Once we run out of usable substitutions we simply start doubling up the bytes, so after z comes 0a, then 0b, and so forth.
This already gives us 36^2 = 1296 positions to work with, and of course once those are full we just add another byte, thus getting 36^3 = 46,656.
We continue on with this until we run out of encodable words and our work is done, we now have a compression algorithm that makes words as small as they can be with the initial parameters of this solution.

Or do we?

See, as we learned from the video, and Zipf's Law, some words are used way more often than others, and we have no way of telling in what order they will come into our word list table.
Our compression is not uniform, some words will be compressed to 1 byte, and some will be compressed with N-bytes.
It would make a lot of sense if the most used words are compressed with the lowest byte amount possible, as we will be using them a lot more.

This is where the update algorithm comes in, which iterates over the entire word list, and reorders it by the frequency field.
It will then re-compress all the words, based on this new order, and finally go through the Blocks table (that stores the raw and compressed text fields) to also update the compressed representation, based on this new encoding.
This is obviously a bit expensive to do, since it will have to update a lot of data, and meanwhile there can be no new data coming in, so the entire system is basically offline during this process, but it is currently a small price to pay for gaining a much stronger, and adaptive compression.
There are some small gains made by only updating the values that are actually changed, and specifically the rows in the table that contain these values.

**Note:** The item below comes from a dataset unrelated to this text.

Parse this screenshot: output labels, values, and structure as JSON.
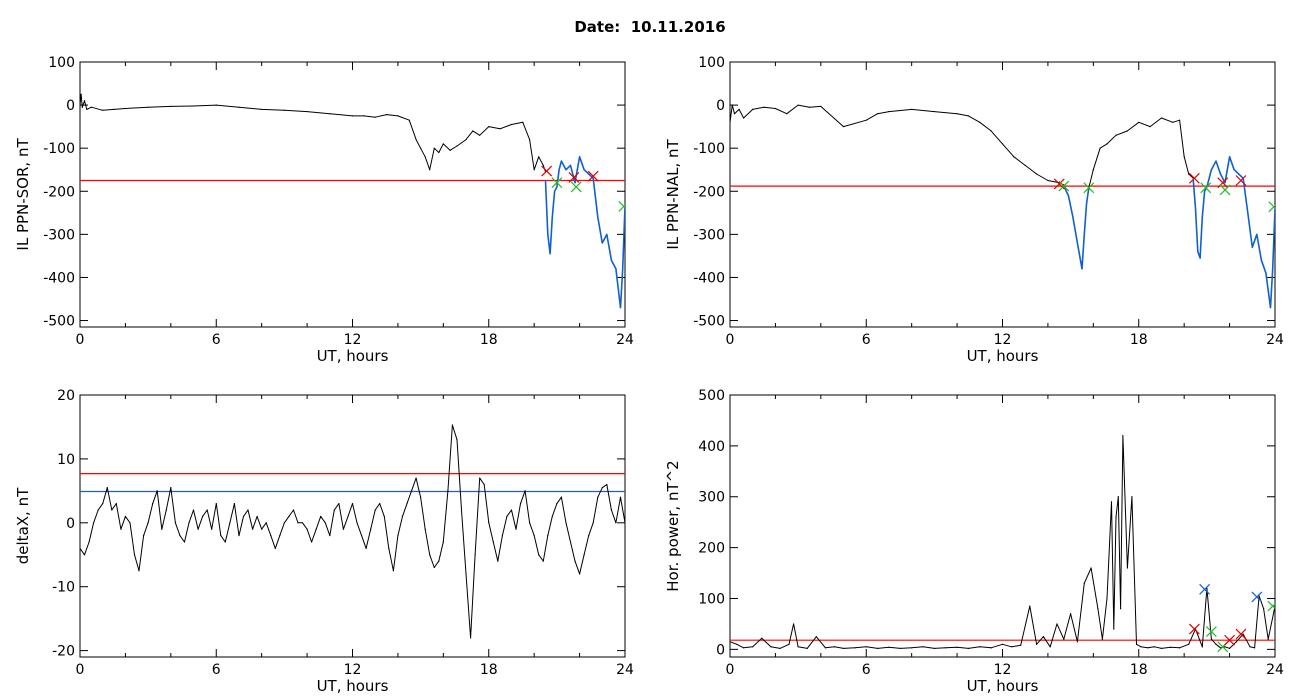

Another great inherited benefit is that even the expense of restructuring the encoding is a finite expense, in as much that the more data is collected, and the more often the expensive restructuring is done, the less it will have to be done in the future.
Once the data organizes along Zipf's law, it is basically done, and we can reap the full benefits of this compression.

So what improvements can we make from here?
First of all we can go to a different counting system. As we have the 36 single digits and letters right now, we can easily expand this by another 26 already, including capital letters.
We can start adding even more to our set by adding various non-word characters, but a really interesting prospect comes from someone I can only identify as ferno, who came up with base65536, which allow us to extend out character set with all letters out of every possible language.

This was a little introduction into this problem, and I am finalizing my implementation at the moment, so I will bring you another update when I am ready.
In the mean time, let me know your thoughts, I am very interested to hear what I am doing right, and what I am doing wrong here.